S’agit-il d’un palais à incendier ou d’une œuvre de dévouement à accomplir, la foule s’y prête avec la même facilité.

L’invraisemblable n’existe pas pour elle, il faut bien se le rappeler pour comprendre la facilité avec laquelle se créent et se propagent les récits les plus extravagants.

La création des légendes qui circulent si aisément parmi les foules n’est pas seulement le résultat d’une crédulité complète, mais encore des déformations prodigieuses que subissent les événements dans l’imagination d’individus assemblés.

L’événement le plus simple vue par la foule est bientôt un événement défiguré.

La foule pense par image, et l’image évoquée en évoque elle-même une série d’autres sans aucun lien logique avec la première.

Ce que l’imagination déformante ajoute à l’événement, la foule le confondra avec lui.

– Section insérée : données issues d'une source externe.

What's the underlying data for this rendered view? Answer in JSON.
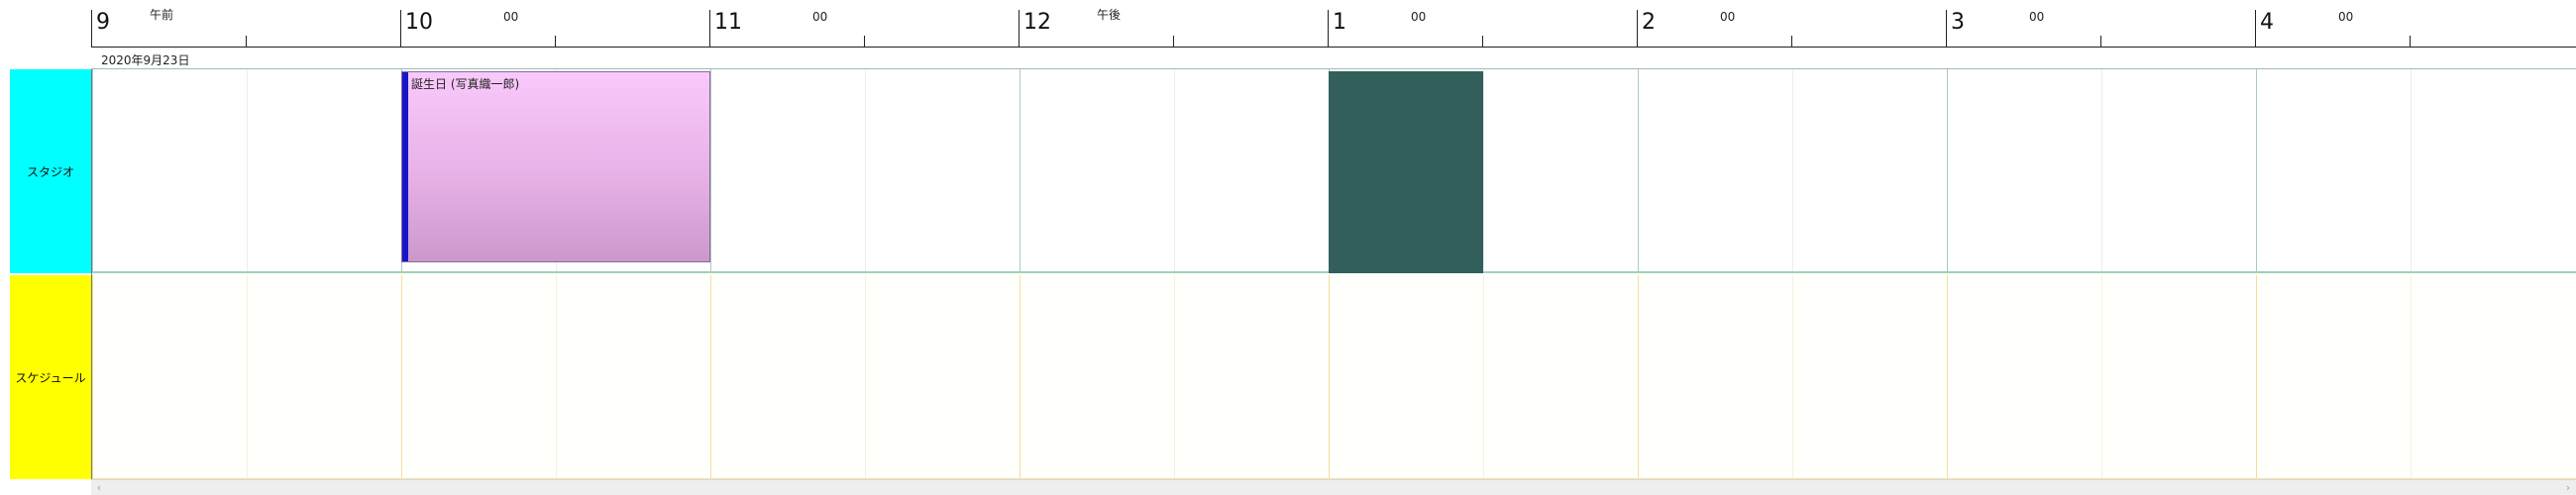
{
  "timeline": {
    "hours": [
      "9",
      "10",
      "11",
      "12",
      "1",
      "2",
      "3",
      "4"
    ],
    "am_label": "午前",
    "pm_label": "午後",
    "minute_label": "00",
    "date_label": "2020年9月23日"
  },
  "resources": [
    {
      "name": "スタジオ",
      "color": "#00ffff"
    },
    {
      "name": "スケジュール",
      "color": "#ffff00"
    }
  ],
  "events": [
    {
      "title": "誕生日 (写真織一郎)",
      "start": "10:00",
      "end": "11:00",
      "resource": "スタジオ",
      "color": "#f9c9fb",
      "accent": "#1616c9"
    }
  ],
  "blocked_period": {
    "start": "1:00",
    "end": "1:30",
    "resource": "スタジオ",
    "color": "#335f5b"
  },
  "scrollbar": {
    "left_icon": "chevron-left-icon",
    "right_icon": "chevron-right-icon",
    "left_glyph": "‹",
    "right_glyph": "›"
  }
}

Incapable de séparer le subjectif de l’objectif, elle admet comme réelles les images évoquées dans son esprit. 

Tel est le mécanisme de ces hallucinations collectives si fréquentes dans l’histoire.

Par les phénomènes d’attention expectantes et de suggestion, l’esprit critique de la foule tend à s’évanouir.

⇒ Article associé : le cerveau magicien 

Pour l’auteur, dans les foules, l’imbécile, l’ignorant et l’envieux sont libérés du sentiment de leur nullité et de leur impuissance, que remplace la notion d’une force brutale, passagère, mais immense.

La foule, parfois héroïque, parfois criminelle, n’est impressionnée que par les sentiments excessifs. L’orateur qui veut la séduire doit alors abuser des affirmations violentes. Exagérer, affirmer, répéter, et ne jamais tenter de rien démontrer par un raisonnement sont les procédés d’argumentation familiers aux orateurs des réunions populaires.

Les foules en effet, ne connaissant que les sentiments simples et extrêmes, les opinions, les idées et croyances qu’on leur suggère sont acceptées ou rejetées par elles en bloc, et considérées comme vérités absolues ou erreurs non moins absolues. C’est ce que Gustave Le Bon nomme : intolérance, autoritarisme et conservatisme des foules.

Cela dit, ce serait méconnaître la psychologie des foules que de croire à la prédominance chez elles des instincts révolutionnaires. En effet, les explosions de révolte et de destruction sont toujours très éphémères. 

Abandonnées à elles-mêmes, on les voit bientôt lasses de leurs désordres se diriger d’instinct vers la servitude.

En fait, elles possèdent des instincts plutôt conservateurs, une horreur inconsciente des nouveautés capables de modifier leurs conditions réelles d’existence.

“Heureusement pour les progrès de la civilisation, la suprématie des foules n’a pris naissance que lorsque les grandes découvertes de la science et de l’industrie étaient déjà accomplies.”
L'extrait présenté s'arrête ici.